Belsize Fire Station is a former fire station that is now used for private housing. Built between 1912 and 1915, it is a Grade II* listed building, and is situated in the London Borough of Camden. It is located at the junction between Eton Avenue and Lancaster Grove.

==History==
Belsize Fire Station was designed by the architects Charles Winmill and Owen Fleming on behalf of London County Council, and built between 1912 and 1915 to replace a previous fire station in St John's Wood. It is built in Arts and Crafts style, in the style of an artist's studio. The building is made of brick with a flint roof, and contains glazed brick arches. The original building contained one bedroom apartments used to house firefighters, as well as a recreation room and separate billiard room.

Belsize Fire Station covers an area of 0.44 acre. In 1974 it became a Grade II* listed building. The Fire Station was in London Fire Brigade zone A, which went as far as Westminster and Hammersmith. Fire crews from Belsize Fire Station were involved in the aftermath of the 1987 King's Cross fire, the 7 July 2005 London bombings, and a 2012 fire in the Taplow Block of flats.

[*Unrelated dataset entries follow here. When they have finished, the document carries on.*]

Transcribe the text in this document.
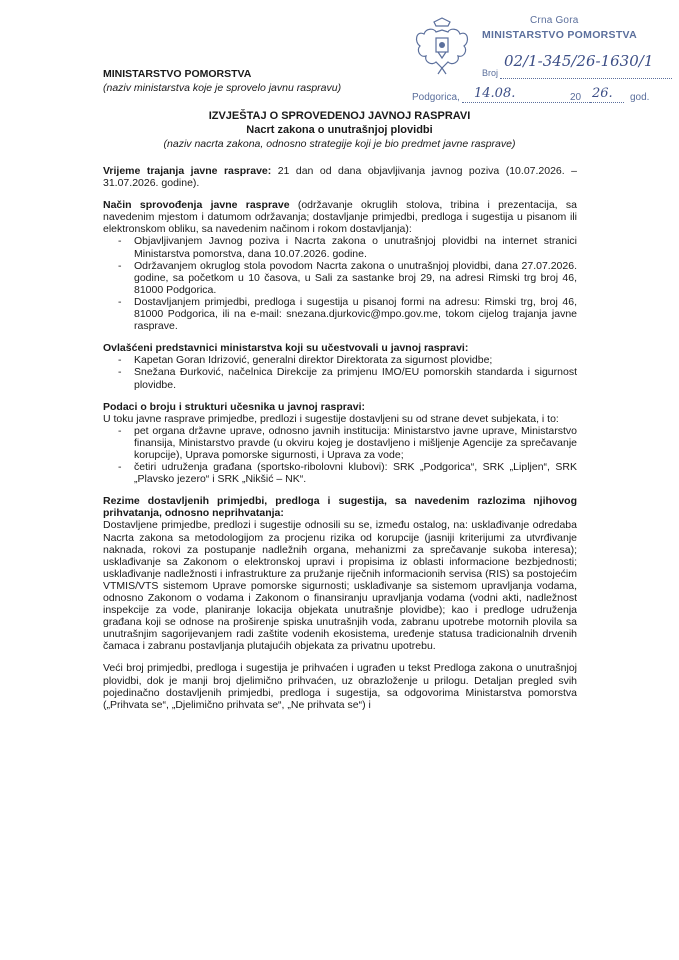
Crna Gora
MINISTARSTVO POMORSTVA
Broj
02/1-345/26-1630/1
Podgorica, 14.08.	20 26. god.
MINISTARSTVO POMORSTVA
(naziv ministarstva koje je sprovelo javnu raspravu)
IZVJEŠTAJ O SPROVEDENOJ JAVNOJ RASPRAVI
Nacrt zakona o unutrašnjoj plovidbi
(naziv nacrta zakona, odnosno strategije koji je bio predmet javne rasprave)

Vrijeme trajanja javne rasprave: 21 dan od dana objavljivanja javnog poziva (10.07.2026. – 31.07.2026. godine).

Način sprovođenja javne rasprave (održavanje okruglih stolova, tribina i prezentacija, sa navedenim mjestom i datumom održavanja; dostavljanje primjedbi, predloga i sugestija u pisanom ili elektronskom obliku, sa navedenim načinom i rokom dostavljanja):

- Objavljivanjem Javnog poziva i Nacrta zakona o unutrašnjoj plovidbi na internet stranici Ministarstva pomorstva, dana 10.07.2026. godine.
- Održavanjem okruglog stola povodom Nacrta zakona o unutrašnjoj plovidbi, dana 27.07.2026. godine, sa početkom u 10 časova, u Sali za sastanke broj 29, na adresi Rimski trg broj 46, 81000 Podgorica.
- Dostavljanjem primjedbi, predloga i sugestija u pisanoj formi na adresu: Rimski trg, broj 46, 81000 Podgorica, ili na e-mail: snezana.djurkovic@mpo.gov.me, tokom cijelog trajanja javne rasprave.

Ovlašćeni predstavnici ministarstva koji su učestvovali u javnoj raspravi:

- Kapetan Goran Idrizović, generalni direktor Direktorata za sigurnost plovidbe;
- Snežana Đurković, načelnica Direkcije za primjenu IMO/EU pomorskih standarda i sigurnost plovidbe.

Podaci o broju i strukturi učesnika u javnoj raspravi:

U toku javne rasprave primjedbe, predlozi i sugestije dostavljeni su od strane devet subjekata, i to:

- pet organa državne uprave, odnosno javnih institucija: Ministarstvo javne uprave, Ministarstvo finansija, Ministarstvo pravde (u okviru kojeg je dostavljeno i mišljenje Agencije za sprečavanje korupcije), Uprava pomorske sigurnosti, i Uprava za vode;
- četiri udruženja građana (sportsko-ribolovni klubovi): SRK „Podgorica“, SRK „Lipljen“, SRK „Plavsko jezero“ i SRK „Nikšić – NK“.

Rezime dostavljenih primjedbi, predloga i sugestija, sa navedenim razlozima njihovog prihvatanja, odnosno neprihvatanja:

Dostavljene primjedbe, predlozi i sugestije odnosili su se, između ostalog, na: usklađivanje odredaba Nacrta zakona sa metodologijom za procjenu rizika od korupcije (jasniji kriterijumi za utvrđivanje naknada, rokovi za postupanje nadležnih organa, mehanizmi za sprečavanje sukoba interesa); usklađivanje sa Zakonom o elektronskoj upravi i propisima iz oblasti informacione bezbjednosti; usklađivanje nadležnosti i infrastrukture za pružanje riječnih informacionih servisa (RIS) sa postojećim VTMIS/VTS sistemom Uprave pomorske sigurnosti; usklađivanje sa sistemom upravljanja vodama, odnosno Zakonom o vodama i Zakonom o finansiranju upravljanja vodama (vodni akti, nadležnost inspekcije za vode, planiranje lokacija objekata unutrašnje plovidbe); kao i predloge udruženja građana koji se odnose na proširenje spiska unutrašnjih voda, zabranu upotrebe motornih plovila sa unutrašnjim sagorijevanjem radi zaštite vodenih ekosistema, uređenje statusa tradicionalnih drvenih čamaca i zabranu postavljanja plutajućih objekata za privatnu upotrebu.

Veći broj primjedbi, predloga i sugestija je prihvaćen i ugrađen u tekst Predloga zakona o unutrašnjoj plovidbi, dok je manji broj djelimično prihvaćen, uz obrazloženje u prilogu. Detaljan pregled svih pojedinačno dostavljenih primjedbi, predloga i sugestija, sa odgovorima Ministarstva pomorstva („Prihvata se“, „Djelimično prihvata se“, „Ne prihvata se“) i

The fire station was closed in 2014; it was one of nine fire stations in Greater London closed in that year due to budget cuts. In 2015, the building was sold for £20 million to an unknown buyer. In 2017, planning permission was given to convert Belsize Fire Station into 18 private flats, two of which had to be used for social housing. The social housing requirement was abandoned in 2020, and the building is now used for energy-efficient luxury flats. The price of the flats ranged from £750,000 to £1.7 million.